I have watched Molly Chappellet’s garden evolve and mature over many years. The elements that make it one of the most beautiful and memorable I know haven’t changed. The view to the northwest, over the plunging vineyards, over the waters of Lake Hennessy far below to distant Mount St Helens, the huge volcanic boulders like fossilized wild beasts stalking the landscape, the huge dark domes of many-centuries-old oaks, these are the anchoring elements.

 

The dynamic ones are the light (when the sun sets behind the vines in October there is gold-dust on everything) and Molly’s planting. No one can tell where the garden begins, and it really doesn’t end: it spreads out as a vision that encompasses everything from the eaves of the old timber ranch-house to the purple ridges of the hills. Lavender, euphorbias, irises or eight-foot artichokes meander off downhill to meet the regiment of vines. The vines advance among the oaks, the rocks among the cherries, the roses among the lemon trees – and the paths and platforms for walking or sitting are smoothly raked caviar, or so it seems. The grey granular surface is the grape-pips of vintage after vintage.

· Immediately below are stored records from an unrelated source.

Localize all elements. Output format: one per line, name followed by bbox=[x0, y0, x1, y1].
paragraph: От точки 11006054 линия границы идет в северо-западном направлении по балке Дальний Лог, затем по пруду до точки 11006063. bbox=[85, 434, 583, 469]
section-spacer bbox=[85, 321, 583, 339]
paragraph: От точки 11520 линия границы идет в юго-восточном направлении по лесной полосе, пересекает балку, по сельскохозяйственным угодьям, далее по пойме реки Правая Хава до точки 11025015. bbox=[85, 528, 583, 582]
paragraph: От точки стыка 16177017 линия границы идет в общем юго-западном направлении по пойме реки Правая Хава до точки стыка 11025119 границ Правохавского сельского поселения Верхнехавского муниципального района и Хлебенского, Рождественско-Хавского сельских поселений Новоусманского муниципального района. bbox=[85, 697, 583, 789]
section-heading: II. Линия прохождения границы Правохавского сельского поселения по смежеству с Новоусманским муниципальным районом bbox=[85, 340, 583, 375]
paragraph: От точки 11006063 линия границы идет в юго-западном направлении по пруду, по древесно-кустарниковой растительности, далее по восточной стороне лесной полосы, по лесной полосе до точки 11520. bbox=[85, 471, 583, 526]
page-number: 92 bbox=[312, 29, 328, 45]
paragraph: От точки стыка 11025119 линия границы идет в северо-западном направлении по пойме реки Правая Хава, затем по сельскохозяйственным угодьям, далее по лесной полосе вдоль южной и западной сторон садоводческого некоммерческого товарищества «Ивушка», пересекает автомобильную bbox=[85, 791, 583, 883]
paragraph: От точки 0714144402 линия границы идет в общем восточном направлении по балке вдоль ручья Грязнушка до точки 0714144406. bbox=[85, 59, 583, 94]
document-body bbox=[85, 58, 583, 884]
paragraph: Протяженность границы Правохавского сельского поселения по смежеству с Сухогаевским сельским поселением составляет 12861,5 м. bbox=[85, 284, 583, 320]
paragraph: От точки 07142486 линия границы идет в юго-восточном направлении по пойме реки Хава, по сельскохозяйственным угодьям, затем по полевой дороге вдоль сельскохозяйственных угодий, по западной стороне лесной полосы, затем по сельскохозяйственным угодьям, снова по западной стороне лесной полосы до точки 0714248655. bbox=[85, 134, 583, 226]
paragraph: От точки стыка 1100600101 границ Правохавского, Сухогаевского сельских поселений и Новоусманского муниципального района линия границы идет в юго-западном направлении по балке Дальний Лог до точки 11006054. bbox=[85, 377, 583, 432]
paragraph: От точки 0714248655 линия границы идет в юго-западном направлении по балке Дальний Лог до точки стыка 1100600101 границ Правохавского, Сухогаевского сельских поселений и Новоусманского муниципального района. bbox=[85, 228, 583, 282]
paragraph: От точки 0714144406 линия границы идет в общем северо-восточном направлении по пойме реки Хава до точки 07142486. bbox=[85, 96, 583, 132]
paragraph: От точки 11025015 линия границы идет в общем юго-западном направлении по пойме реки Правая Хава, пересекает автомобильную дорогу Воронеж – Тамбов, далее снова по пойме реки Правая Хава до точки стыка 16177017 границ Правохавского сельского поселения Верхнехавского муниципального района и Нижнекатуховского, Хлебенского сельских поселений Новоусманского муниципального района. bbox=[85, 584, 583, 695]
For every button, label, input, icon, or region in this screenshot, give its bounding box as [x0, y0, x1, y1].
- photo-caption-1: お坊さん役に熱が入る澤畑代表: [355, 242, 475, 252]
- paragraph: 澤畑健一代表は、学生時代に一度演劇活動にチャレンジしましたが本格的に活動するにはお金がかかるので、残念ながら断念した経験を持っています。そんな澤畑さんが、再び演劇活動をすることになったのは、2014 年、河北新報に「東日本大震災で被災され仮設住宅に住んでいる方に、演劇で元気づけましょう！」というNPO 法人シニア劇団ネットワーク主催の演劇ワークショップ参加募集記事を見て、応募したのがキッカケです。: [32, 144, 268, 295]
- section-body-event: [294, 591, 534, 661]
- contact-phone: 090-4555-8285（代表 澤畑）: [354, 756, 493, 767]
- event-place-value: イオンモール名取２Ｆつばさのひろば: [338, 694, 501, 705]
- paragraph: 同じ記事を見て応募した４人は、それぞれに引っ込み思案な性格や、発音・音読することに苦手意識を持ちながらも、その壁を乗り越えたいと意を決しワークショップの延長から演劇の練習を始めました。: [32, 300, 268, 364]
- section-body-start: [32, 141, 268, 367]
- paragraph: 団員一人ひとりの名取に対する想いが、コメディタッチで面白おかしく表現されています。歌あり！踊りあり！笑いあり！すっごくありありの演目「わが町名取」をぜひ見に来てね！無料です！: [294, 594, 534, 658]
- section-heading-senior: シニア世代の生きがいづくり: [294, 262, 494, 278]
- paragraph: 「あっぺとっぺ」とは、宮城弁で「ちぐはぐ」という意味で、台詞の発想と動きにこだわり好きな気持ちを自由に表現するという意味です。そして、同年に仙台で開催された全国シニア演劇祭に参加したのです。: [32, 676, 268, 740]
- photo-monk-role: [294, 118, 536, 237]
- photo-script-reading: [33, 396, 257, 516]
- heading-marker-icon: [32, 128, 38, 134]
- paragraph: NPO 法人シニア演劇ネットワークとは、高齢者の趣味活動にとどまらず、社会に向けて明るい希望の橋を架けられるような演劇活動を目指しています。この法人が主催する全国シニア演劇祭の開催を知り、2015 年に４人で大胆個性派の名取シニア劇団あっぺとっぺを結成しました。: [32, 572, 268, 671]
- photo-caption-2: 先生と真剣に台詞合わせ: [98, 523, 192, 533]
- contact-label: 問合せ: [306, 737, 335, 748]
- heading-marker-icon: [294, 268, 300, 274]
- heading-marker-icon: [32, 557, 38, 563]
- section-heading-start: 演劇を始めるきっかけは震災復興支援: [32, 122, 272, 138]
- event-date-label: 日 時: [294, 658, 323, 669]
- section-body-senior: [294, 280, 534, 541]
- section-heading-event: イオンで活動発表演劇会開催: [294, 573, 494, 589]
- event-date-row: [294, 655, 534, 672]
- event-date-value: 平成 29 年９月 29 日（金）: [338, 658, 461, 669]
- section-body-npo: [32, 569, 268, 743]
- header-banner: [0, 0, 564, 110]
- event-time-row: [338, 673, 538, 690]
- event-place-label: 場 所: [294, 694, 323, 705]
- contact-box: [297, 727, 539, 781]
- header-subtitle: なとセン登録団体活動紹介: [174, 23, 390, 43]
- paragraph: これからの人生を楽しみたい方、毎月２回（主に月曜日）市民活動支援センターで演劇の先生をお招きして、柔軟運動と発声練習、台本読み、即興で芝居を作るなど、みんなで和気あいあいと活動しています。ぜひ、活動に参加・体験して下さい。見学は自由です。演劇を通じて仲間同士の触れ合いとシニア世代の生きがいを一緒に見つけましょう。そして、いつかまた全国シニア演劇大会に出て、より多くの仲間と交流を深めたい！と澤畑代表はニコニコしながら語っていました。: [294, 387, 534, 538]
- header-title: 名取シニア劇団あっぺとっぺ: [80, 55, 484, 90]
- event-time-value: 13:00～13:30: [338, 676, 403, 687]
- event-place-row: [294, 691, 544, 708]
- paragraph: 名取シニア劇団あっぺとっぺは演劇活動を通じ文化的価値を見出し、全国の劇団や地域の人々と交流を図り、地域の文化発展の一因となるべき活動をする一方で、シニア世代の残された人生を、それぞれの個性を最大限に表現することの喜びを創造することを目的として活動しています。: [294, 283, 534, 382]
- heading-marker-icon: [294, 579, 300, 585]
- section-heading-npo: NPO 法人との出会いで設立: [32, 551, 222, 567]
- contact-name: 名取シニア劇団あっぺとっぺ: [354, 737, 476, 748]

They pile the purple pomace from the press and wait for the skins to disappear.

 

The boulders are unique, it seems, to Pritchard Hill. A wine-grower has a choice: either plant his vineyard in the spaces between these massive chunks of stone strewn over the hills or dig them up and move them  – a task of unknown size when

the digging begins. One mammoth in the centre of the vineyard amphitheatre below the house weighs 70 tons. It provoked Molly to make another garden around it and some of its fellows: just a shawl of native shrubs, half a dozen Lombardy poplars and a caviar floor.

 

On this visit, though, the garden had another dimension. The biggest of all the spreading oaks, perhaps 100 feet across its ground-scraping branches, began to sing. Molly’s musician friends had composed its hymn to being, a mysterious flow of flute and strings that came from the heights and the heart of the tree: the prelude, leaves; the presto, storm; the adagio, roots; the intermezzo, life and the finale, air. (Should I mention, or not, the fact that the flautist had climbed to the furthest branches to rig speakers?)

 

You could call this, if you like, Extreme Gardening. But that sounds like something extravagantly imposed. There are a score of great gardens in the Napa and Sonoma valleys, and Molly Chappellet has had a hand in many of them. But there is no trade-mark touch, no heavy hint that a great landscaper has been involved. Her influence seems more like a spiritual one.